I am writing the proposal as a warned subject.
Jos
On 11/10/2010 10:05 AM, Ian Boston wrote:
On 10 Nov 2010, at 00:09, Jos Snellings wrote:
Thank you for your prompt answer, Ian.
You mean "the natural way".
That would be true for a citizen.
That would be true for a community, so a path could be Stockholm/234987488.
But to extract a regional indicator, like 'how many applications were handled
on time during the first half of 2014'. This is something that is not requested
in the first place,
but I know it *will* come up. ==> then the user performing this query would
have read access on all files. Would the query scale better?
'how many applications were handled on time during the first half of 2014'
implies a date range.
IIRC date ranges are problematic in Lucene and although the query might be Ok
from a sparse search point of view, the date range might cause a problem. Again
experimentation before committing to implementation is going to remove more of
the risk.
Ian
Thanks,
Jos
On 11/09/2010 07:56 PM, Ian Boston wrote:
On 9 Nov 2010, at 13:11, Jos Snellings wrote:
You are right, Ian,
This question deserves a new thread.
Currently I am drawing up an architecture for a file handling system for
e-government:
permissions are scattered up to:
- the citizen : one active file for a citizen (= folder, infoholder in xml,
attachments)
- the community : visibility and handling for the citizens of one community
- the regional authority : regional indicators
This worries me for it is a typical case where you would run into scalability
problems.
Think of 50 000 open applications via that system.
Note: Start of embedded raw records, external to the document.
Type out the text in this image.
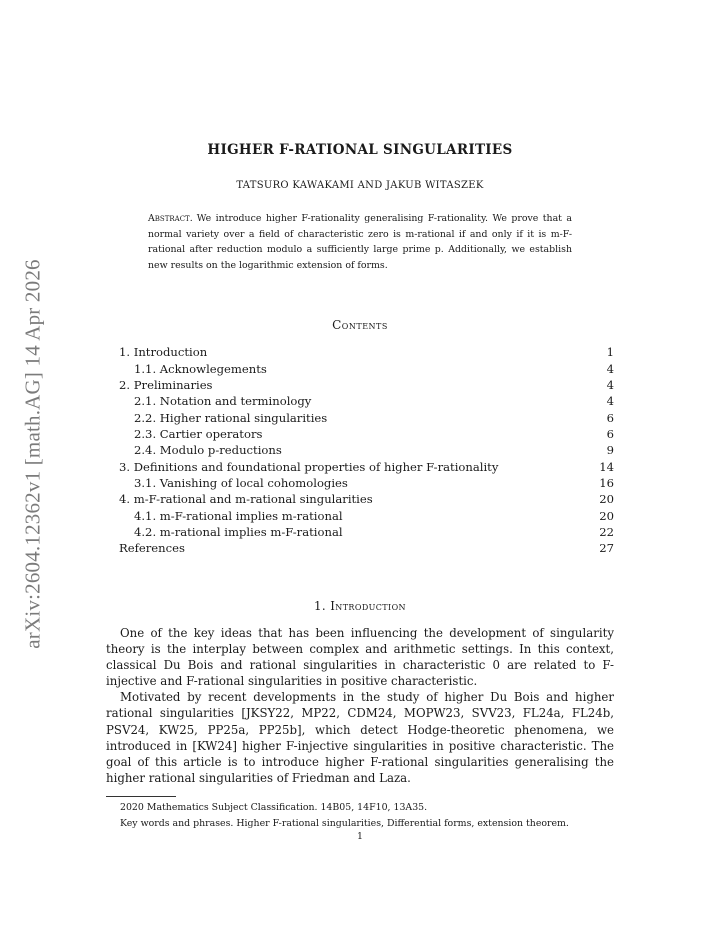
arXiv:2604.12362v1 [math.AG] 14 Apr 2026
HIGHER F-RATIONAL SINGULARITIES
TATSURO KAWAKAMI AND JAKUB WITASZEK
Abstract. We introduce higher F-rationality generalising F-rationality. We prove that a normal variety over a field of characteristic zero is m-rational if and only if it is m-F-rational after reduction modulo a sufficiently large prime p. Additionally, we establish new results on the logarithmic extension of forms.
Contents
1. Introduction	1
1.1. Acknowlegements	4
2. Preliminaries	4
2.1. Notation and terminology	4
2.2. Higher rational singularities	6
2.3. Cartier operators	6
2.4. Modulo p-reductions	9
3. Definitions and foundational properties of higher F-rationality	14
3.1. Vanishing of local cohomologies	16
4. m-F-rational and m-rational singularities	20
4.1. m-F-rational implies m-rational	20
4.2. m-rational implies m-F-rational	22
References	27
1. Introduction

One of the key ideas that has been influencing the development of singularity theory is the interplay between complex and arithmetic settings. In this context, classical Du Bois and rational singularities in characteristic 0 are related to F-injective and F-rational singularities in positive characteristic.

Motivated by recent developments in the study of higher Du Bois and higher rational singularities [JKSY22, MP22, CDM24, MOPW23, SVV23, FL24a, FL24b, PSV24, KW25, PP25a, PP25b], which detect Hodge-theoretic phenomena, we introduced in [KW24] higher F-injective singularities in positive characteristic. The goal of this article is to introduce higher F-rational singularities generalising the higher rational singularities of Friedman and Laza.

2020 Mathematics Subject Classification. 14B05, 14F10, 13A35.

Key words and phrases. Higher F-rational singularities, Differential forms, extension theorem.

1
With 10 documents per
application
you would have 500 000.
If 1 user only has access to 10 applications, then doing a search that finds
500,000 applications only to return 10 readable ones would not scale, just as a
table scan on a RDBMS table containing .5M rows with no index would also not
scale.
Is that a nogo for Sling? Would be a pity. I wanted to come up with an elegant
solution :-)
Sling is not the issue here, its Jackrabbit, and knowing that the above
situation does not scale you would do 2 things.
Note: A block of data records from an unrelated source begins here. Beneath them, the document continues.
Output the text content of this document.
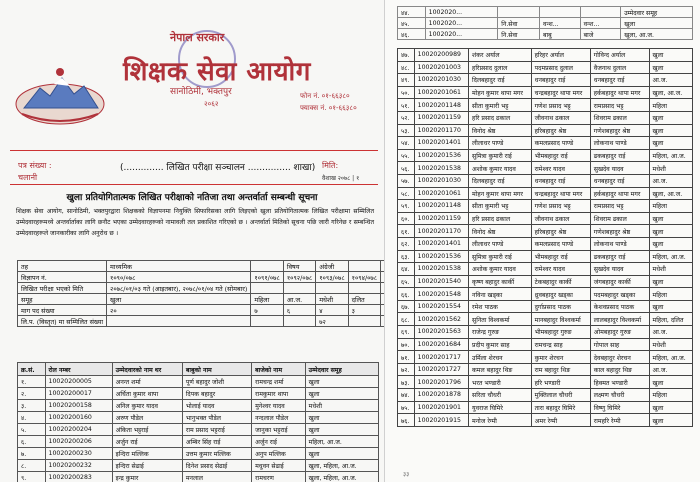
नेपाल सरकार
शिक्षक सेवा आयोग
सानोठिमी, भक्तपुर
२०६२
फोन नं. ०१-६६३८०
फ्याक्स नं. ०१-६६३८०
पत्र संख्या :
चलानी
(.............. लिखित परीक्षा सञ्चालन ............... शाखा) मिति:
वैशाख २०७८ | १
खुला प्रतियोगितात्मक लिखित परीक्षाको नतिजा तथा अन्तर्वार्ता सम्बन्धी सूचना
शिक्षक सेवा आयोग, सानोठिमी, भक्तपुरद्वारा शिक्षकको विज्ञापनमा नियुक्ति सिफारिसका लागि लिइएको खुला प्रतियोगितात्मक लिखित परीक्षामा सम्मिलित उम्मेदवारहरूमध्ये अन्तर्वार्ताका लागि छनौट भएका उम्मेदवारहरूको नामावली तल प्रकाशित गरिएको छ । अन्तर्वार्ता मितिको सूचना पछि जारी गरिनेछ र सम्बन्धित उम्मेदवारहरूले जानकारीका लागि अनुरोध छ ।
तह	माध्यमिक		विषय	अंग्रेजी			
विज्ञापन नं.	१०९०/०७८	१०९१/०७८	१०९२/०७८	१०९३/०७८	१०९४/०७८		
लिखित परीक्षा भएको मिति	२०७८/०१/०३ गते (आइतबार), २०७८/०१/०४ गते (सोमबार)						
समूह	खुला	महिला	आ.ज.	मधेशी	दलित		
माग पद संख्या	२०	७	६	४	३		
लि.प. (विस्तृत) मा सम्मिलित संख्या				७२			
क्र.सं.	रोल नम्बर	उम्मेदवारको नाम थर	बाबुको नाम	बाजेको नाम	उम्मेदवार समूह
१.	10020200005	अनन्त शर्मा	पूर्ण बहादुर जोशी	रामचन्द्र शर्मा	खुला
२.	10020200017	अर्चिता कुमार थापा	दिपक बहादुर	रामकुमार थापा	खुला
३.	10020200158	अनिल कुमार यादव	भोलाई यादव	मुनेश्वर यादव	मधेशी
४.	10020200160	अरुण पौडेल	भानुभक्त पौडेल	नन्दलाल पौडेल	खुला
५.	10020200204	अंकिता भट्टराई	राम प्रसाद भट्टराई	जानुका भट्टराई	खुला
६.	10020200206	अर्जुन राई	अम्बिर सिंह राई	अर्जुन राई	महिला, आ.ज.
७.	10020200230	इन्दिरा मल्लिक	उत्तम कुमार मल्लिक	अनुप मल्लिक	खुला
८.	10020200232	इन्दिरा सेढाई	दिनेश प्रसाद सेढाई	मधुवन सेढाई	खुला, महिला, आ.ज.
९.	10020200283	इन्द्र कुमार	मनलाल	रामचरण	खुला, महिला, आ.ज.
४४.	1002020...				उम्मेदवार समूह
४५.	1002020...	नि.सेवा	वन्श...	वन्श...	खुला
४६.	1002020...	नि.सेवा	बाबु	बाजे	खुला, आ.ज.
४७.	10020200989	शंकर अर्याल	हरिहर अर्याल	गोविन्द अर्याल	खुला
४८.	10020201003	हरिप्रसाद दुलाल	पदमप्रसाद दुलाल	वैजनाथ दुलाल	खुला
४९.	10020201030	दिलबहादुर राई	धनबहादुर राई	धनबहादुर राई	आ.ज.
५०.	10020201061	मोहन कुमार थापा मगर	चन्द्रबहादुर थापा मगर	हर्कबहादुर थापा मगर	खुला, आ.ज.
५१.	10020201148	सीता कुमारी भट्ट	गणेश प्रसाद भट्ट	रामप्रसाद भट्ट	महिला
५२.	10020201159	हरि प्रसाद ढकाल	जीवनाथ ढकाल	शिवराम ढकाल	खुला
५३.	10020201170	विनोद श्रेष्ठ	हरिबहादुर श्रेष्ठ	गणेशबहादुर श्रेष्ठ	खुला
५४.	10020201401	लीलाधर पाण्डे	कमलप्रसाद पाण्डे	लोकनाथ पाण्डे	खुला
५५.	10020201536	सुमित्रा कुमारी राई	भीमबहादुर राई	ढकबहादुर राई	महिला, आ.ज.
५६.	10020201538	अशोक कुमार यादव	रामेश्वर यादव	सुखदेव यादव	मधेशी
५७.	10020201030	दिलबहादुर राई	धनबहादुर राई	धनबहादुर राई	आ.ज.
५८.	10020201061	मोहन कुमार थापा मगर	चन्द्रबहादुर थापा मगर	हर्कबहादुर थापा मगर	खुला, आ.ज.
५९.	10020201148	सीता कुमारी भट्ट	गणेश प्रसाद भट्ट	रामप्रसाद भट्ट	महिला
६०.	10020201159	हरि प्रसाद ढकाल	जीवनाथ ढकाल	शिवराम ढकाल	खुला
६१.	10020201170	विनोद श्रेष्ठ	हरिबहादुर श्रेष्ठ	गणेशबहादुर श्रेष्ठ	खुला
६२.	10020201401	लीलाधर पाण्डे	कमलप्रसाद पाण्डे	लोकनाथ पाण्डे	खुला
६३.	10020201536	सुमित्रा कुमारी राई	भीमबहादुर राई	ढकबहादुर राई	महिला, आ.ज.
६४.	10020201538	अशोक कुमार यादव	रामेश्वर यादव	सुखदेव यादव	मधेशी
६५.	10020201540	कृष्ण बहादुर कार्की	टेकबहादुर कार्की	जंगबहादुर कार्की	खुला
६६.	10020201548	नविना खड्का	ध्रुवबहादुर खड्का	पदमबहादुर खड्का	महिला
६७.	10020201554	रमेश पाठक	दुर्गाप्रसाद पाठक	केशवप्रसाद पाठक	खुला
६८.	10020201562	सुनिता विश्वकर्मा	मानबहादुर विश्वकर्मा	लालबहादुर विश्वकर्मा	महिला, दलित
६९.	10020201563	राजेन्द्र गुरुङ	भीमबहादुर गुरुङ	ओमबहादुर गुरुङ	आ.ज.
७०.	10020201684	प्रदीप कुमार साह	रामचन्द्र साह	गोपाल साह	मधेशी
७१.	10020201717	उर्मिला शेरचन	कुमार शेरचन	देवबहादुर शेरचन	महिला, आ.ज.
७२.	10020201727	कमल बहादुर थिङ	राम बहादुर थिङ	काल बहादुर थिङ	आ.ज.
७३.	10020201796	भरत भण्डारी	हरि भण्डारी	हिक्मत भण्डारी	खुला
७४.	10020201878	सरिता चौधरी	मुक्तिलाल चौधरी	लक्ष्मण चौधरी	महिला
७५.	10020201901	युवराज घिमिरे	तारा बहादुर घिमिरे	विष्णु घिमिरे	खुला
७६.	10020201915	मनोज रेग्मी	अमर रेग्मी	रामहरि रेग्मी	खुला
३३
Never use that type of search.
Access all data via pointers and paths into the data based on something that
was not a search. eg if the application was 2919100291
you might find the application and all the information in
/applications/29/19/10/2919100291
and if the user had an ID of e31231231432
they might have a folder
/users/e3/12/31/23/1432
with a sub folder
2919100291
containing a property
egov:application-path : /applications/29/19/10/2919100291
ie you have to model your data to avoid searches and non direct access pathways,
but......
Please
ask on [email protected] as the committers there will be able to give you a
complete and honest answer to if Jackrabbit is a No Go.
and
do some tests to prove to yourself that it will work at the scale that you want.
(bash + curl + sling is a good way of doing these sort of tests)
Jos
On 11/09/2010 09:22 AM, Ian Boston wrote:
Jos,
If by result you mean a search result, then thats a separate issue from the
dynamic ACL itself, and not the direct subject of this thread. When I said
performance I was referring to the atomic act of determining if the ACE was
active for any attempt to access an item, not just search results.
However,
thats the way jackrabbit works.
JCR searches are "compiled" into Lucene Queries that generate Lucene Hits where
the Lucene document contains a node ID, which is extracted in the normal manner from JCR
(IIRC). If the current user cant read the item, its discarded.
This is fine for dense searches where most items can be read by the user, but
problematic for sparse searches.
Its also problematic for sorts that can't be performed inside Lucene, as this
results in all the items being loaded into memory before searching.
One way to avoid sorts of this form is to ban "order by" clauses that reference
any items other than properties of the node found.
BTW, problematic == non scalable, vertically or horizontally.
Ian